California Wine Country
August 23rd, six days until full moon
The click of the lock at the top of the stairwell is my only indication that morning is upon me. My ears perk up and I listen for the coming footfalls. The weight on the stairs combined with the creaking of each wooden step will let me know which handler has come for us this time, which unlucky puppet has drawn the short end of the straw and is stuck with letting the dogs out, or in this case, the werewolves.
Sure, he’ll come sauntering down the stairs sporting a brave face and looking at me with cold, dark eyes meant to intimidate. But the wolf inside me can smell his inner fear. Despite the fact that I’m the one caged, underneath the handler’s cool, superficial shell he’s the one who’s truly afraid.
A long column of light filters down the stairs and I blink my eyes into focus as the bright rays infiltrate the pitch black cellar. I don’t really need to blink. Not with my exceptional vision. But I do it anyway because sometimes I simply like to pretend I’m a normal seventeen year old girl, one who can’t see in the dark. It’s nonsense, I know. I’m not fooling anyone. Least of all myself.
The door yawns wider and before the first heavy boot, soiled with old blood that he’ll pass off as wine stains, hits the top step, my senses go on high alert. I never know what morning will bring—or who will bring it.
A breeze rushes down the stairs ahead of the handler, carrying the aroma of the grand estate with it. I push past the metallic scent of dried blood to catch traces of grape juice in the air, a common smell on the majestic vineyard—that and illegal drugs, the estate’s real source of income. Going beyond those familiar fragrances, I breathe deeper and get hints of fresh bread baking in the upstairs kitchen. It must be Thursday. Mica, the estate’s cook, always bakes on Thursday.
In my human form I roll onto my side and lean toward the smell. Wistfully, my tongue darts out and brushes over my bottom lip. There is something about that scent that always entices me and before I can help it I envision myself eating a warm slice covered in rich creamy butter, crispy on the outside, moist and tender on the inside.

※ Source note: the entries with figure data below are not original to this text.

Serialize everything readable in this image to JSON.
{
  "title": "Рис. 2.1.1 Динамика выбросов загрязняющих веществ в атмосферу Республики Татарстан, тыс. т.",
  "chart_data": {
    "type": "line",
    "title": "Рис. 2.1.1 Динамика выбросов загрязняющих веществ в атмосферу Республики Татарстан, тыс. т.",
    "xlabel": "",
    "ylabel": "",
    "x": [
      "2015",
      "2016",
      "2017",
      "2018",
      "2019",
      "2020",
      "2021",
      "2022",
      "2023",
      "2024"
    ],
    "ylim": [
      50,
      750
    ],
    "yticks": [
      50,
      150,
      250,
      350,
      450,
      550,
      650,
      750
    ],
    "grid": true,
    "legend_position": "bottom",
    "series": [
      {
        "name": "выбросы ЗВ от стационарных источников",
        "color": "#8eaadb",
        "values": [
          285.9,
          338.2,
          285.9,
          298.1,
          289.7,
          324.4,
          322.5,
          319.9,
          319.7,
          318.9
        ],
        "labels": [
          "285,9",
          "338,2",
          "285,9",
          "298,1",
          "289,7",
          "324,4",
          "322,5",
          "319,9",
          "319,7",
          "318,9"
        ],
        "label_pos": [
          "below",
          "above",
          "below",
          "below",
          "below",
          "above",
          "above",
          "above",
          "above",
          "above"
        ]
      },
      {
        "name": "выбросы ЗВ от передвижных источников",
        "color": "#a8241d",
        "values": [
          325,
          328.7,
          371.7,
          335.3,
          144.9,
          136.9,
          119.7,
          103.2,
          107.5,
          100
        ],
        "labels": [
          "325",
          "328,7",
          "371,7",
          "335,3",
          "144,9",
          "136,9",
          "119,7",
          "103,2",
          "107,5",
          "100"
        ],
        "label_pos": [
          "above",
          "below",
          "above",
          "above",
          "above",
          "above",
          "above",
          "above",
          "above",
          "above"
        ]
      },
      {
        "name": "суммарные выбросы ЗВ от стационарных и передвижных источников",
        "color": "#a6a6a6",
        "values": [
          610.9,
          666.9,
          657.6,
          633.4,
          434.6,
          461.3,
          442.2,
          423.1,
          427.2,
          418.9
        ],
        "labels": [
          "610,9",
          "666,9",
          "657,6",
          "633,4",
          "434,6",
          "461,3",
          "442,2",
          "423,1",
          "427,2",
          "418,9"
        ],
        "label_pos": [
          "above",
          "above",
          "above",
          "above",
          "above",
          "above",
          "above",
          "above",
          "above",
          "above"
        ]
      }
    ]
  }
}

My nostrils widen, but I know the bread isn’t meant for me and not even one delicious crumb will pass over my dry lips. Not unless Mica sneaks it to me. As much as I’d love to taste her offerings I don’t like it when she takes chances for me. Disobedience is far too risky for the aging housekeeper. Despite that, my stomach growls in response to the aroma and I fight off the cravings. I can’t hope for bread when it’s unlikely that I’ll even be given a scrap of food today, especially if I can’t please him.
A boot hits the second step—the handlers always descend slowly—and as I stretch my legs out on my dusty mattress I hear the waking groans of Jace and Clover stirring in their own cages beside me. I glance their way, and that’s when my attention falls on the one empty cage in the cellar. My mother’s den. I breathe deep and fight off a pang of sadness that I cannot afford to feel.
I turn away from the empty cage and stare at the gray cement walls. I can’t bear to look at her den any longer. It only reminds me of how they killed her and how all the pups were forced to watch—to learn that disobedience comes with a price. Guilt and sorrow eat at me to think that she’d died trying to free me.
When step number five creaks, I diligently try to shake off the memories. The handler is close which means I can’t think about my mother right now. I push all thoughts of her aside, knowing that right now I have to think about my father and what he taught me before the master killed him. Never let them see your fear.
I harden myself.
Before my master’s puppet even reaches the bottom step, I know it’s the one they call Lawrence, the handler I hate the most. The one with a weak mind, strong back, teeth like baked beans and beady eyes that fit his ugly rat face.
He likes to call me kitten. I have a few choice names that I’d like to call him in return, but I always bite the inside of my cheek to resist the urge. Partly because I’d be whipped and partly because Miss Kara educated me and taught me all about manners. I realize that an educated wolf with manners might sound laughable. In my line of work, however, education and manners are as lethal as a bear trap to those I hunt. That’s how I lure my marks, how I bait my prey. A pretty face and good grace go a long way for a trained killer like me.